The Success of Failure
I am writing this post in advance because when it comes out, my husband and I will be on The Star Flyer, taking a bucket trip around the Balearic Islands off the coast of Spain.
It was not what we had intended to do. But when the offer came up: “two for the price of one”, we jumped at it. After all, how many people can say they have been on a clipper ship and—weather permitting—can also hoist the sails?!

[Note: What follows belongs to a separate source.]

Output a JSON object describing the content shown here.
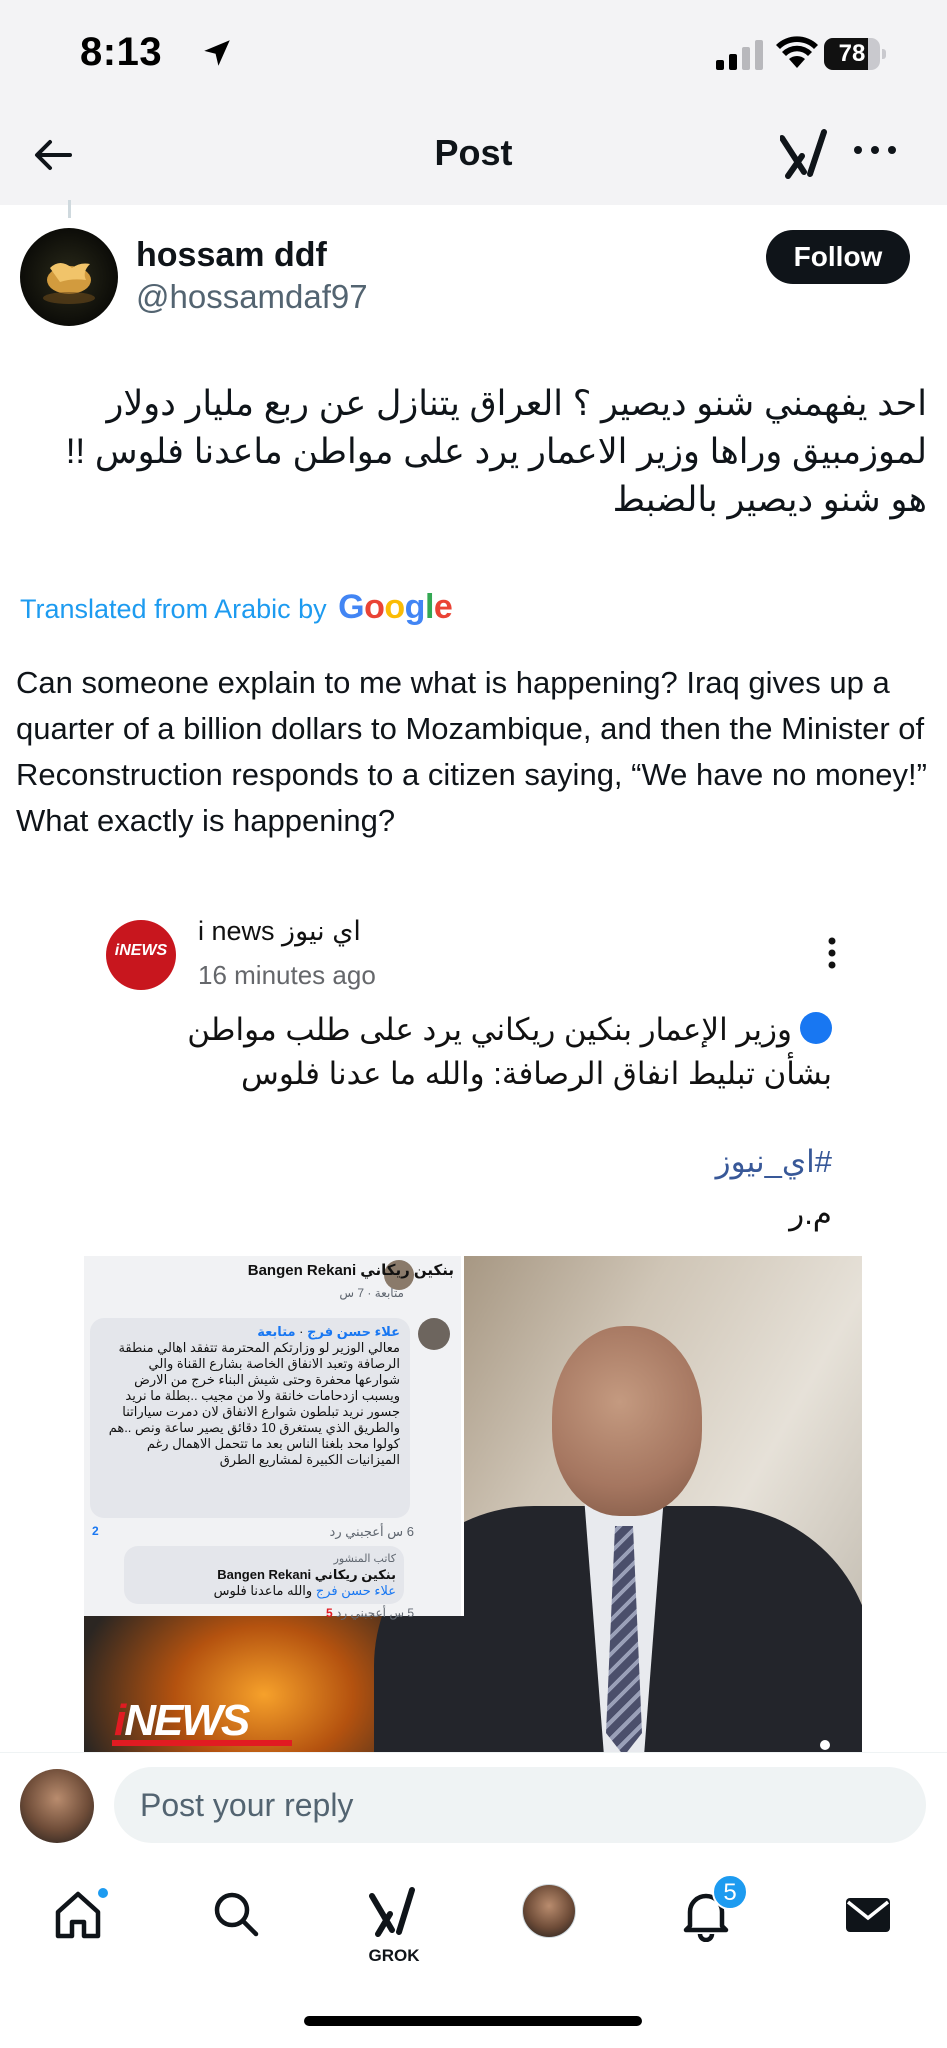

On a closer examination, that decision began to look like a failure in judgment. It wasn’t until the deposit was made that we noticed the per person port charges. I had not factored in that August is prime vacation month in Europe and airfares jump through the roof. Oh yes, I could have opted for changing planes three times or going to Barcelona by way of Moscow. But neither option seemed logistically smart even if financially prudent. Wine with meals appeared to be extra as well as any and all excursions though I am hoping they will at least take us to shore for our own walking tours.
Then how could I call this trip a “success”?
Simple: We’ll be having an adventure and an experience. No one will be harmed in the process. We won’t need to refinance the farm. And so what does it matter that I’ll work more days. We’ll call this trip our anniversary-birthday-Christmas present for the next five years. Every decision carries consequences—both positive and negative. The point is this. As leaders, as managers, or as entrepreneurs, we can study all the angles until we can make the safest, most beneficial move. But in the meantime, prices could rocket, a ship could be put in dry dock, terrorists could get closer to this part of the Mediterranean, and one of us (or both) could suffer health challenges.
At some point in life, you hold your nose and jump. Waiting could be much worse.
PS: I’ll give you an update when we return!